Mark wrote:He got hit by a car in 1970.
A potty-trained cat, there's a first...
Ex lived right by the highway when we were together. But she took Pissy-Cat outside once a year, and it would hide behind a rock and cry till she took it back in. I must admit to wishing more than once that it had been the adventurous type

ANCFlyer wrote:Never got rid of those little shits until my first wife succumbed to cancer in 1988.
Pissy-Cat
set itself on fire once and I
still didn't manage to get rid of it. Dumb bastard jumped up onto the kitchen table during dinner (ugh!

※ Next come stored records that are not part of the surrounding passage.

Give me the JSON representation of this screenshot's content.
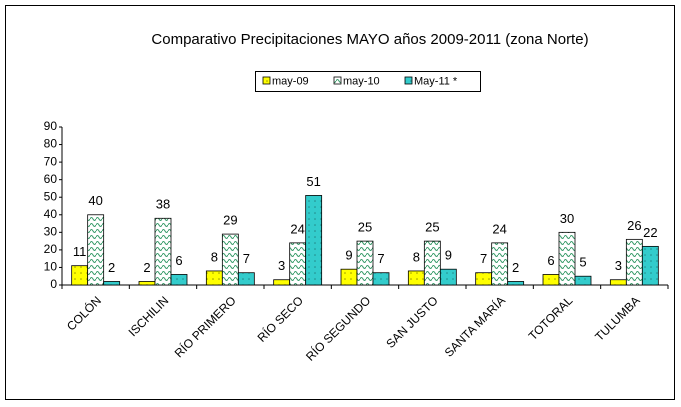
{
  "chart_data": {
    "type": "bar",
    "title": "Comparativo Precipitaciones MAYO años 2009-2011 (zona Norte)",
    "categories": [
      "COLÓN",
      "ISCHILIN",
      "RÍO PRIMERO",
      "RÍO SECO",
      "RÍO SEGUNDO",
      "SAN JUSTO",
      "SANTA MARÍA",
      "TOTORAL",
      "TULUMBA"
    ],
    "series": [
      {
        "name": "may-09",
        "color": "#ffff00",
        "values": [
          11,
          2,
          8,
          3,
          9,
          8,
          7,
          6,
          3
        ]
      },
      {
        "name": "may-10",
        "color": "#ffffff",
        "values": [
          40,
          38,
          29,
          24,
          25,
          25,
          24,
          30,
          26
        ]
      },
      {
        "name": "May-11 *",
        "color": "#33cccc",
        "values": [
          2,
          6,
          7,
          51,
          7,
          9,
          2,
          5,
          22
        ]
      }
    ],
    "ylim": [
      0,
      90
    ],
    "yticks": [
      0,
      10,
      20,
      30,
      40,
      50,
      60,
      70,
      80,
      90
    ],
    "legend": "top",
    "grid": false
  }
}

I don't need your crusty pencil-sharpener in my face!), and was instantly intrigued by a candle. Sniffed, burned its nose, jumped back, burned its ass on the other candle, and started haring around the flat like its tail was on fire. Because it was. At the time, Ex liked chaos even more than she liked cats, so random tissues and bits of newspaper caught alight all over the place as clumps of tail- and ass-hair burned through and fell on them. She panicked, so I had to chase around the place stamping out small fires until I could corner the animal and - having rapidly calculated the probability of getting any ever again if I didn't - finally throw my beer over it.
After that, I tried convincing her that its coat would be lovely and silky if she rubbed Vaseline into it three times a day, but she didn't fall for it

Kind of sad the old bastard's gone, I have to say. Rest in piss, ya filthy animal.
My friend and I applied for airline jobs in Australia, but they didn't Qantas.